As academic teachers it is best to follow some guided practice in form of do’s and don’ts.

Do’s

  1. The students should be motivated and ready to accept help, they should not be rushed or pushed.
  2. Ensuring privacy in terms of time and place with limited interruptions in conversations.
  3. Students may not find right words to express emotions or their situations, such cases paraphrasing and attentive listening is best.
  4. It is good not to undermine or disregard any signs or feelings of students.
  5. Keep it open for students to choose the help or support you wish to provide in terms of referral.
  6. Suggesting options, encourage them to seek help and keeping in close touch with the therapist on campus makes the task fluid to enact upon.

Don’t

  1. Don’t promise confidentiality if student shows up with self-harm or suicidal thoughts. It should be a practice in other circumstances.
  2. Don’t analyze student’s motives (for example, “you are making issues because you are unable to submit your assignment on deadline”.)
  3. Don’t argue, lecture, ridicule or minimize their experiences (“I think you are overreacting”)
  4. Don’t ask questions that implies judgment or blame. (“why dint you tell this to anyone before?”)
  5. Don’t share your own experiences of trauma, abuse, grief and loss. (“I went through the same years before and got out of it”)
  6. Don’t attempt to physically console or comfort a student by holding their hand or hugging them

As educators our mission and vision of higher education is to develop a holistic student adept physically and mentally to take on success and failures on same stride. As Rupert Brooke puts it so eloquently, is our higher education completely evading key issues of life leaving our young students “magnificently unprepared for the long littleness of life?” The dreams of our brightest and best students are ones that have consciously ingrained in them by social conditioning by parents and teachers.

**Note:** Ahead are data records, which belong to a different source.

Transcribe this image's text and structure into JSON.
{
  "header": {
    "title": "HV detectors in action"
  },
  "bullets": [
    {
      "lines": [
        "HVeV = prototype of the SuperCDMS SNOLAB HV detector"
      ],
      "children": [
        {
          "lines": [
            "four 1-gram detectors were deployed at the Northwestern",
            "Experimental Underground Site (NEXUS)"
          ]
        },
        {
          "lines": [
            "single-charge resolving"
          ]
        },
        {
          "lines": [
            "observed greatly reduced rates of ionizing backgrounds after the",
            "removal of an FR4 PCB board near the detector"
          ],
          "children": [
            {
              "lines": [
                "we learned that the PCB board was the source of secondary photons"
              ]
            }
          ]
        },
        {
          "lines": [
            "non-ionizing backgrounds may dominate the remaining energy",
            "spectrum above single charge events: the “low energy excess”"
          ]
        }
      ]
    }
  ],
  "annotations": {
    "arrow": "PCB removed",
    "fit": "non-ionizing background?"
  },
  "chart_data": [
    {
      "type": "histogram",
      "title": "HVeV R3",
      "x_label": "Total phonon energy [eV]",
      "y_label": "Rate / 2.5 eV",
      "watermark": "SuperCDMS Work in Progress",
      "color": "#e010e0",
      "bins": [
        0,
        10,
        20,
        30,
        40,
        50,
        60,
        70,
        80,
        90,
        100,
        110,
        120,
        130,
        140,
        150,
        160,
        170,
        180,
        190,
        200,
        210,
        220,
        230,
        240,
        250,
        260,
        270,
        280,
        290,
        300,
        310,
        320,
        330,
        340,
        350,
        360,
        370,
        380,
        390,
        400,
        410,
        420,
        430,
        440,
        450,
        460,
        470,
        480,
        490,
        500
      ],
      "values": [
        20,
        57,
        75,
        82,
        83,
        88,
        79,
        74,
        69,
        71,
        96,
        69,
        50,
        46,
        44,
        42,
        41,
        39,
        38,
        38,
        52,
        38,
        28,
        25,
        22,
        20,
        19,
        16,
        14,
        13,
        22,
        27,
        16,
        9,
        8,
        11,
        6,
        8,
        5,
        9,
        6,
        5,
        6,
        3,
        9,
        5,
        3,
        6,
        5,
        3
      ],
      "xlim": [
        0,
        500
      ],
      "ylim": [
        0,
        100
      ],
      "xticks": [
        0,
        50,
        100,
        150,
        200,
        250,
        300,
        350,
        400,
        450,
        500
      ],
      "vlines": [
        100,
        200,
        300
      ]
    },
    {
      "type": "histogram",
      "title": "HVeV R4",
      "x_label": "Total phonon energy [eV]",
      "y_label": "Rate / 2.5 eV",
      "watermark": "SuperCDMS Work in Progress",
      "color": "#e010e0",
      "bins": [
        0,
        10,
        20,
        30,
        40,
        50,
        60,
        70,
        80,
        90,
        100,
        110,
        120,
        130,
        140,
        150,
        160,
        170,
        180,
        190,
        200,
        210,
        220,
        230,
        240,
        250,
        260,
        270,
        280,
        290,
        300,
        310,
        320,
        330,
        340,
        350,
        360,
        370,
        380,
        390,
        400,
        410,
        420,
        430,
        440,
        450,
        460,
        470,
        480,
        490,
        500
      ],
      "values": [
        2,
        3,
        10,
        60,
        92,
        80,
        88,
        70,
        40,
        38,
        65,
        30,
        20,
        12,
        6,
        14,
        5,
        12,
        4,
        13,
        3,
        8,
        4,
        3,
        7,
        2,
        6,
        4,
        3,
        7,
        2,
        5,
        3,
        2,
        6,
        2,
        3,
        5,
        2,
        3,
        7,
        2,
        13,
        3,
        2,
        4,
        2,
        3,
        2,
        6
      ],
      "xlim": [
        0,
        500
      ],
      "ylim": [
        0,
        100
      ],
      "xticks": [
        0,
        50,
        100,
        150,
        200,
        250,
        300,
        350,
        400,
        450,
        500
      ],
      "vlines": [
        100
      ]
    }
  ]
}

It’s time to work towards education being a higher dimension of awakening rather being a progressive discovery of our ignorance.

(Author is Psychotherapist, at XLRI, Jamshedpur. She holds a PhD from the Department of Psychiatric Social Work, National Institute of Mental Health and Neuro Sciences (NIMHANS), Bangalore, India. She has recently done a fellow teachers training on Mindfulness Cognitive Behaviour therapy from Oxford University, UK. The views expressed are personal opinion of the author.)